Privatkläger können das Urteil lediglich in den Schranken ihrer Konstituierung anfechten (Straf- und Zivilkläger im Zivilpunkt und bezüglich der sie betreffenden Kosten- und Entschädigungsfolgen, Strafkläger zusätzlich auch im Schuldpunkt).
Die Berufung erhebende Partei hat binnen 20 Tagen nach Zustellung des begründeten Entscheids dem Obergericht des Kantons Zürich, Strafkammer, Postfach, 8021 Zürich, eine schriftliche Berufungserklärung einzureichen. Sie hat darin anzugeben, ob sie das Urteil vollumfänglich oder nur in Teilen anficht, welche Abänderungen des erstinstanzlichen Urteils sie verlangt. Werden nur Teile des Urteils angefochten, ist verbindlich anzugeben, auf welche sich die Berufung beschränkt. Im Säumnisfall wird auf die Berufung nicht eingetreten.
Horgen, 4. Juni 2025
BEZIRKSGERICHT HORGEN
Der Gerichtspräsident: Der Gerichtsschreiber:
Dr. iur. R. Nadig MLaw B. Landshut
Zur Beachtung:
Der/die Verurteilte wird auf die Folgen der Nichtbewährung während der Probezeit aufmerksam gemacht:
Wurde der Vollzug einer Geldstrafe unter Ansetzung einer Probezeit aufgeschoben, muss diese vorerst nicht bezahlt werden.

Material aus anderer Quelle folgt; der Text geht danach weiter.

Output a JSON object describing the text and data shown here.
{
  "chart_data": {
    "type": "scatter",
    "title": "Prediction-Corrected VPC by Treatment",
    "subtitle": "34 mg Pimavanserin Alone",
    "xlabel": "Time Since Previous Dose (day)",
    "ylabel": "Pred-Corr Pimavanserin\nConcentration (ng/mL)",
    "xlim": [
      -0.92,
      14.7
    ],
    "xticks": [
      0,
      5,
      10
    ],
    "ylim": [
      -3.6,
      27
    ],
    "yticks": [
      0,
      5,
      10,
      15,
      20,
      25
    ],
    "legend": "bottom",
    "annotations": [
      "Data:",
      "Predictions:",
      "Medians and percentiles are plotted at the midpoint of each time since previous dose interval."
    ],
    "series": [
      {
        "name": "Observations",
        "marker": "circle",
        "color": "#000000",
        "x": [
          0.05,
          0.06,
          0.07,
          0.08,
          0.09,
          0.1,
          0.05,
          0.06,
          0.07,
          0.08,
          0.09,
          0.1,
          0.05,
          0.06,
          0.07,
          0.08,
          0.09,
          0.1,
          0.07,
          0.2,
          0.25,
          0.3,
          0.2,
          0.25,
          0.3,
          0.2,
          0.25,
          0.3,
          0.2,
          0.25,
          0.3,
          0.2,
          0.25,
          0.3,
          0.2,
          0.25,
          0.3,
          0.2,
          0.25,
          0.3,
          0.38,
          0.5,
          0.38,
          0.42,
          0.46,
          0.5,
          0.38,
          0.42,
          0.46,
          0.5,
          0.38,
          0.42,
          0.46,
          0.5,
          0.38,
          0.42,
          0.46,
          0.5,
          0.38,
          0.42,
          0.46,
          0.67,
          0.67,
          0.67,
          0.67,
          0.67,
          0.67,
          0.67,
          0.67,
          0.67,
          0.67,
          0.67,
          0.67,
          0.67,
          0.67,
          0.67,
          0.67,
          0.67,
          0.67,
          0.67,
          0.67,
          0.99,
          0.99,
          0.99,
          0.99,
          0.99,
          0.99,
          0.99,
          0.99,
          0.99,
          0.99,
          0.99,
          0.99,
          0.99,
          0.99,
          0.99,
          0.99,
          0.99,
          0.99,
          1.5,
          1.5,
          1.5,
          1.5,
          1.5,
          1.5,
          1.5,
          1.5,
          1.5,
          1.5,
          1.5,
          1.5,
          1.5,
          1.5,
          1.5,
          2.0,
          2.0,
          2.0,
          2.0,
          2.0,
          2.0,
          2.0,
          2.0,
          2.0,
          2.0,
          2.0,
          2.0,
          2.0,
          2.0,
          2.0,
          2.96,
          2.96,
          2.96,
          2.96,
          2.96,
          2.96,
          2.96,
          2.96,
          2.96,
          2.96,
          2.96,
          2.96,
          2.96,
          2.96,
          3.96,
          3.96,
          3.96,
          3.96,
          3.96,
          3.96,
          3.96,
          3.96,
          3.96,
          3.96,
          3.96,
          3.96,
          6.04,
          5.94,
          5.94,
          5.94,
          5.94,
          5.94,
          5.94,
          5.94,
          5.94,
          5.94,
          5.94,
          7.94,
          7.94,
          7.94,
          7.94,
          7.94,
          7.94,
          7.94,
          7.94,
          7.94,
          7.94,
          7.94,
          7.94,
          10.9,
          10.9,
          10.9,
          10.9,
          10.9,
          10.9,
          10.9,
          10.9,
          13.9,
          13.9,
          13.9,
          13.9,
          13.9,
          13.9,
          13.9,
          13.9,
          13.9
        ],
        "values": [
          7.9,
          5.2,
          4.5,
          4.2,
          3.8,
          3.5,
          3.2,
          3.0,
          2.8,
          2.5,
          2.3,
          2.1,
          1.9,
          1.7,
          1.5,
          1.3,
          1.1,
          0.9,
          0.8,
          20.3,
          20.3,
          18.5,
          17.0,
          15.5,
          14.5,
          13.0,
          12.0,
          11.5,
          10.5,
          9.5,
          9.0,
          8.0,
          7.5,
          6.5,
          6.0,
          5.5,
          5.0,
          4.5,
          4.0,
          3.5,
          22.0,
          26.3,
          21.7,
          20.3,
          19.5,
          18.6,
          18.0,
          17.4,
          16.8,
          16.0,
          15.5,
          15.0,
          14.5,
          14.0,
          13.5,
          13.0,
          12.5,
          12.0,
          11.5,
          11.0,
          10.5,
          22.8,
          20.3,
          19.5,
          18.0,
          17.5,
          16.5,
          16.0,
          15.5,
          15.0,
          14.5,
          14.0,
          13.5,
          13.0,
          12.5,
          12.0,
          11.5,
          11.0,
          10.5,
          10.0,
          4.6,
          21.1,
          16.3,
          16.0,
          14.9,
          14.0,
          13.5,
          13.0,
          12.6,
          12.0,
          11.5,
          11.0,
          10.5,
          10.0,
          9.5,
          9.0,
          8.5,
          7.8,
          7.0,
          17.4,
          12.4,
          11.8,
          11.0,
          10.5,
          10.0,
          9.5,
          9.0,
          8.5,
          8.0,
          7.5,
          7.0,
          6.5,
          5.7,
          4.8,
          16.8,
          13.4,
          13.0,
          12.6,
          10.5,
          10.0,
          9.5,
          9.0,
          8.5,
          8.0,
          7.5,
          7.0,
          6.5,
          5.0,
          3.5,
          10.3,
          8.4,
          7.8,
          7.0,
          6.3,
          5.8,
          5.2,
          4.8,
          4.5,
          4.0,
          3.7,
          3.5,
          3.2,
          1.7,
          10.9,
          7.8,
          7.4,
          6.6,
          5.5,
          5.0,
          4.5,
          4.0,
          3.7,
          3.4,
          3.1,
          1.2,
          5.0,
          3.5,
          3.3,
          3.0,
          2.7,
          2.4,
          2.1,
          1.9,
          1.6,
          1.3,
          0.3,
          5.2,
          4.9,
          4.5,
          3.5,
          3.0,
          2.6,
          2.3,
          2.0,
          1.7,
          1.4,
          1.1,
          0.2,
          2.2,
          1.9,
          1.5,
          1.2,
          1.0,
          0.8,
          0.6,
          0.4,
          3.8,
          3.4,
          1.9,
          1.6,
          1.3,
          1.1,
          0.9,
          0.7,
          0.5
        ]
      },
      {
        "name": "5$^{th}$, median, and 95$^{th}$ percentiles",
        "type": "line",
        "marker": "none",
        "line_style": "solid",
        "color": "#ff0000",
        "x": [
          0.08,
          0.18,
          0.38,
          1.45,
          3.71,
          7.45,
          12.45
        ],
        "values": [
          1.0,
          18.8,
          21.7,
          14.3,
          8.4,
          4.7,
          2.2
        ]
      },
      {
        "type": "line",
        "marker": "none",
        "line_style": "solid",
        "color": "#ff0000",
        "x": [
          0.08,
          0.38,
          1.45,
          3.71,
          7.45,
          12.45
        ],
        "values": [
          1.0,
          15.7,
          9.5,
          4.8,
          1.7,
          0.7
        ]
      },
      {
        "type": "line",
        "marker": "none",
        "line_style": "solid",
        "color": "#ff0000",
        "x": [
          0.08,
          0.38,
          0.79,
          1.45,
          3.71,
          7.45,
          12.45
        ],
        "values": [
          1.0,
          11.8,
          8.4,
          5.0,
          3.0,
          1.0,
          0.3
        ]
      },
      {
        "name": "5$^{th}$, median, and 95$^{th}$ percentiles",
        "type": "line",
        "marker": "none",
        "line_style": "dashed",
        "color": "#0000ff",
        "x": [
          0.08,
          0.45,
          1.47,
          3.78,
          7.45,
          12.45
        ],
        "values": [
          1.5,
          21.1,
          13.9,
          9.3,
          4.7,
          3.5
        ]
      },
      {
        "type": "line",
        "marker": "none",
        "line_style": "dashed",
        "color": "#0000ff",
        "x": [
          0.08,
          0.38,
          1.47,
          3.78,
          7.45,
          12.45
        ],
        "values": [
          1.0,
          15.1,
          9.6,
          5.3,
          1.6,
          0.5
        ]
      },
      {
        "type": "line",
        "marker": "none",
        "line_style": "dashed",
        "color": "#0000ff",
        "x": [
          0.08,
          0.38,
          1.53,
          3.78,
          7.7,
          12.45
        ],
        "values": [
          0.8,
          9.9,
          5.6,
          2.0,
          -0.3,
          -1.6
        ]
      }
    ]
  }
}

Bewährt sich der/die Verurteilte bis zum Ablauf der Probezeit, muss er/sie die Geldstrafe definitiv nicht mehr bezahlen (Art. 45 StGB); Analoges gilt für die bedingte Freiheitsstrafe.
Eine bedingte Strafe bzw. der bedingte Teil einer Strafe kann im Übrigen vollzogen werden (Art. 46 Abs. 1 bzw. Abs. 4 StGB),
- wenn der/die Verurteilte während der Probezeit ein Verbrechen oder Vergehen begeht, - wenn der/die Verurteilte sich der Bewährungshilfe entzieht oder die Weisungen missachtet.